In the last two months, it has also brutally killed tens of thousands of its own unarmed citizens, marching in the streets demanding a better, freer life.
These are facts. This war has gone on since I was in the sixth grade.
Could the governments of Israel and the United States have additional considerations beyond that? I’m not oblivious. Of course they could. Not least are the geopolitical implications that go far beyond the Persian Gulf, or the politics of being a wartime leader. Even so.
I’ve been paying attention to this particular conflict for more than forty years. So have many of you. Do you really need another talking head to adjudicate for you how you should feel about a course of action that is
A. Commensurate with the grave and deadly harm already inflicted by the regime?
B. Commensurate with blocking the stated aim of the regime in eliminating the great Satan (USA) and the little Satan (Israel)?
C. Commensurate with the threat of nuclear weapons and the ballistic missile arsenal that immunizes its development?
D. Commensurate with diminishing or halting the repression and massacre of the millions of Iranians who have taken to the streets, and the tens of thousands who have been butchered by the regime?
I’m not writing to convince anyone how to feel about this war; and I have not focused on the impact it is having on our sisters and brothers in Israel.

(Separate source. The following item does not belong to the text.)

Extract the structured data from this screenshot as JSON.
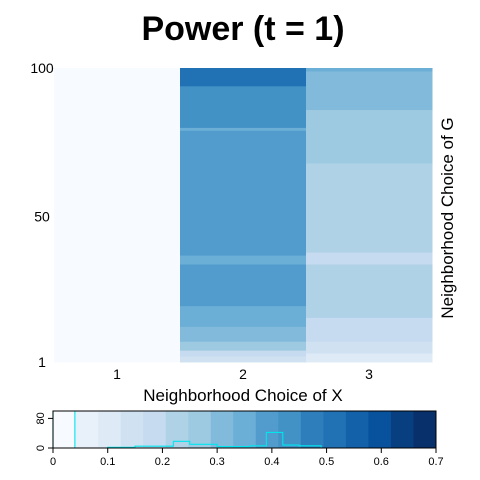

I am, however, writing to share the perspective that this may be the closing chapter of a story begun while Jimmy Carter was still President, “My Sharona” was the song of the year, and a bottle of Coke was 25 cents. If this action can accomplish that for the US, if it can bring freedom any closer for the Iranian people, if it can remove or greatly diminish a generational, existential threat to Israel, it may be worth considering that this 47 year war initiated by the Iranian regime has gone on long enough, and it's time to bring it to a conclusion.